En 1976, avec son épouse, ils se tournent vers la coopération. Ils recherchent un poste double d’enseignants qu’ils vont trouver en Algérie. Découvrir un pays arabe, socialiste et musulman accroit la curiosité du couple pour ce pays. JLM est en poste à la fac centrale d’Alger pendant deux ans, ensuite à Bab Ezzouar pendant deux ans encore tandis que son épouse trouve un poste dans un lycée algérien. Leur expérience algérienne sera riche, ils créeront de nombreux liens en Algérie, liens qu’ils garderont toute leur vie.

Bien que promu docteur en mathématiques en 1976, il ne trouve pas de poste à son retour en 1980. Il souhaite alors faire quelque chose pour son île et décide d’y partir avec l’intention de créer une entreprise. Ce sera L’Asfo-Martinique, organisme inter-entreprises de formation professionnelle et, en même temps : Micro-Traitement, SARL de développement de la micro-informatique tout juste débutante à l’époque.
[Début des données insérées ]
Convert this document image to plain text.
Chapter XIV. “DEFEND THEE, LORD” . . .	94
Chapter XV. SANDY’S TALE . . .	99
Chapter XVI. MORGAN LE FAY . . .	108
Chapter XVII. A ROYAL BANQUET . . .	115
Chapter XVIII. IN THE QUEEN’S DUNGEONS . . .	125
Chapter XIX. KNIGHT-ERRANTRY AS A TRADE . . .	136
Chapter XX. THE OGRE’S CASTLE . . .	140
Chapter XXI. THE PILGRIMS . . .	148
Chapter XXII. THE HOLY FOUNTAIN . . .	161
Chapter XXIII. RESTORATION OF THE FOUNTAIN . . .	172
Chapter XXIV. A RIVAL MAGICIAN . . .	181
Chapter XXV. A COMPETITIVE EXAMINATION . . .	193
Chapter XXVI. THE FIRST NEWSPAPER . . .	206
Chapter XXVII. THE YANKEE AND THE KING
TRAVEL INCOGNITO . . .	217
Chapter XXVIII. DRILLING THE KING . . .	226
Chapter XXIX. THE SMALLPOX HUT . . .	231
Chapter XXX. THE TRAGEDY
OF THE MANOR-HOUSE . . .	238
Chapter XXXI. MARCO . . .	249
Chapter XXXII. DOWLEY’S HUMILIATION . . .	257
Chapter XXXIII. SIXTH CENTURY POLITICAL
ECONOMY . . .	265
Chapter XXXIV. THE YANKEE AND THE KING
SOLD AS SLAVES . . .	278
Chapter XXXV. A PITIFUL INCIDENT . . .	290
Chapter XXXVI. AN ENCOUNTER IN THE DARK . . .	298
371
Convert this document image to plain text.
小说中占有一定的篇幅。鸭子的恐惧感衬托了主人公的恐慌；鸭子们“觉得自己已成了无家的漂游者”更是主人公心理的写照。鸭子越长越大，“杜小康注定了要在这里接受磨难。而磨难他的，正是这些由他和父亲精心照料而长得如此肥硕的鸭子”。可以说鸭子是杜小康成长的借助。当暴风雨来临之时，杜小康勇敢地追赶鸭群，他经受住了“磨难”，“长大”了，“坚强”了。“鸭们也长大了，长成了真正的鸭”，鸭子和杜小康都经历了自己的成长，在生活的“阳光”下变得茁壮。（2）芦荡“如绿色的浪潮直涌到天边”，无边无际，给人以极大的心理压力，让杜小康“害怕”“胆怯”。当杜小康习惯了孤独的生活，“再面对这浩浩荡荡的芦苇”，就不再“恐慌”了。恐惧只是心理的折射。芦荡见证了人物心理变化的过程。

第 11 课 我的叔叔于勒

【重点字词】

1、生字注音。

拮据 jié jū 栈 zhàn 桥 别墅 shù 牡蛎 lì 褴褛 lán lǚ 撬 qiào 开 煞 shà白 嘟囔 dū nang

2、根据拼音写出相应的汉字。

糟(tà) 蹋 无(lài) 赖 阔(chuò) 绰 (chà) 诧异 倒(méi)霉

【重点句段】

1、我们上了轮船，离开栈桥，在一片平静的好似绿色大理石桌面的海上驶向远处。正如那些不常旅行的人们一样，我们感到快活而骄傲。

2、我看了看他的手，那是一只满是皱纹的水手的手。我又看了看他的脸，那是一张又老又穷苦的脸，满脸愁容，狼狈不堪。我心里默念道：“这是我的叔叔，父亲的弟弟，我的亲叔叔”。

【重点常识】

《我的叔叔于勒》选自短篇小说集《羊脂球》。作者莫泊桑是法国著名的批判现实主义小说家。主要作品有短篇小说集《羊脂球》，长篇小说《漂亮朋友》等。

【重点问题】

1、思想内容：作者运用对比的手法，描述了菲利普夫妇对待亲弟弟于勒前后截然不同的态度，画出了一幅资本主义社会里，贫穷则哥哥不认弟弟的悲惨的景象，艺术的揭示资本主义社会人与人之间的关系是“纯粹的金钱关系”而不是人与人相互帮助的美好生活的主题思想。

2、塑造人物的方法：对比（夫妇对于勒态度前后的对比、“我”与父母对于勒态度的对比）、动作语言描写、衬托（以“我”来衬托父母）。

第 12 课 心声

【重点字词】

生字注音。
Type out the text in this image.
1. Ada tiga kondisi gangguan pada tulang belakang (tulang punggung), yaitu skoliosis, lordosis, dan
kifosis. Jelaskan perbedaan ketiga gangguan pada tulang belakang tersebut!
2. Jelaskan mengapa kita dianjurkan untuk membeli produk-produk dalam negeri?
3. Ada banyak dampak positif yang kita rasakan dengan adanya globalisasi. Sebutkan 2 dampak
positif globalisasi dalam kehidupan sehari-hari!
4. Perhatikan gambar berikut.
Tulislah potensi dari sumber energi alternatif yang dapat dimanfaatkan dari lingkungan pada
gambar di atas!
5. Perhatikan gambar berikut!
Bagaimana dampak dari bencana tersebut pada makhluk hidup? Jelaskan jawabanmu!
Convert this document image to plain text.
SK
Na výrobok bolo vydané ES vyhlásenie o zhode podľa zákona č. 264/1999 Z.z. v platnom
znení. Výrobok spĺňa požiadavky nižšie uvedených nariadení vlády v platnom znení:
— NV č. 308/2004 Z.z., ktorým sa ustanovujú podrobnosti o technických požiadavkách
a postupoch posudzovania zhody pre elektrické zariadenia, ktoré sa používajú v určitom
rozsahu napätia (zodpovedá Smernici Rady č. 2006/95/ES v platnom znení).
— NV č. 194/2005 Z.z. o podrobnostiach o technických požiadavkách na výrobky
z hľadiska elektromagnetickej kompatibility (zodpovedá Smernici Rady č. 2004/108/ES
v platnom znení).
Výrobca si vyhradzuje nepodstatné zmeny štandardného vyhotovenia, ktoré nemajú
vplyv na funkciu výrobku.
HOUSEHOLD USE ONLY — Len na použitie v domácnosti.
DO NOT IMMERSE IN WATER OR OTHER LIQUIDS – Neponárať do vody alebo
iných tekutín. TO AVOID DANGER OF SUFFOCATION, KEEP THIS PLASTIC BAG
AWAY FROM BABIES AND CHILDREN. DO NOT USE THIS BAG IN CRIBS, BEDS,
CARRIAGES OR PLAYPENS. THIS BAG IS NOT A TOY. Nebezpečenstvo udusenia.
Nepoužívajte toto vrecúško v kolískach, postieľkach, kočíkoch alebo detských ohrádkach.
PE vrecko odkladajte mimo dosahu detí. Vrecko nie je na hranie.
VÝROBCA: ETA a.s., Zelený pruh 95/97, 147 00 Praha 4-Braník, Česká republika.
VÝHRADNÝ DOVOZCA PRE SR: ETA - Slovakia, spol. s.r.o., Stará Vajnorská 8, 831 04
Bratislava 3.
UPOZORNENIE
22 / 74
Au bout de deux ans, il sera sollicité pour prendre la direction de AQUAMAR – S.A. : une entreprise aquacole expérimentale et de ADAM : Association pour le développement aquacole de la Martinique.

Fin 1984, il revient avec sa famille en région parisienne et, après quelques mois de recherche, il est embauché comme chef du service Enseignement-Formation au Conseil National du Patronat Français (CNPF) à Paris. Il y travaille sur les premières formations (longues, professionnelles, technologiques) et pour le développement de l’apprentissage. Il représente le CNPF dans les organismes européens et à l’OCDE pour les questions d’enseignement et de formation.

Dans sa dynamique d’ouverture et de renouvellement, il devient en septembre 1988, directeur des études au Lycée privé Sainte-Geneviève (dit Ginette) de Versailles, établissement de classes préparatoires aux Grandes Ecoles où il avait été refusé comme élève 20 ans auparavant… Il y restera 10 ans. Enfin, et pendant plusieurs années, il sera délégué général de la FESIC, Fédération d'Ecoles Supérieures d'Ingénieurs et de Cadres.

Parallèlement à sa vie étudiante puis professionnelle, il s’était engagé dans plusieurs associations, dans le dialogue entre juifs, chrétiens et musulmans, en particulier, et dans l’association « Tous créoles » au président de laquelle il écrivait, peu avant sa mort en 2015 :

« Bravo pour ce que vous faites à la Martinique pour faire sauter cette animosité chronique de nos sociétés et inviter à construire ensemble notre avenir commun. Heureusement que les jeunes bousculent tous nos préjugés ! Je suis quant à moi, engagé dans un combat un peu similaire, contribuer à faire prendre la mayonnaise entre les chrétiens et les musulmans. L’avenir de nos sociétés en dépend. Là aussi on prend des baffes ».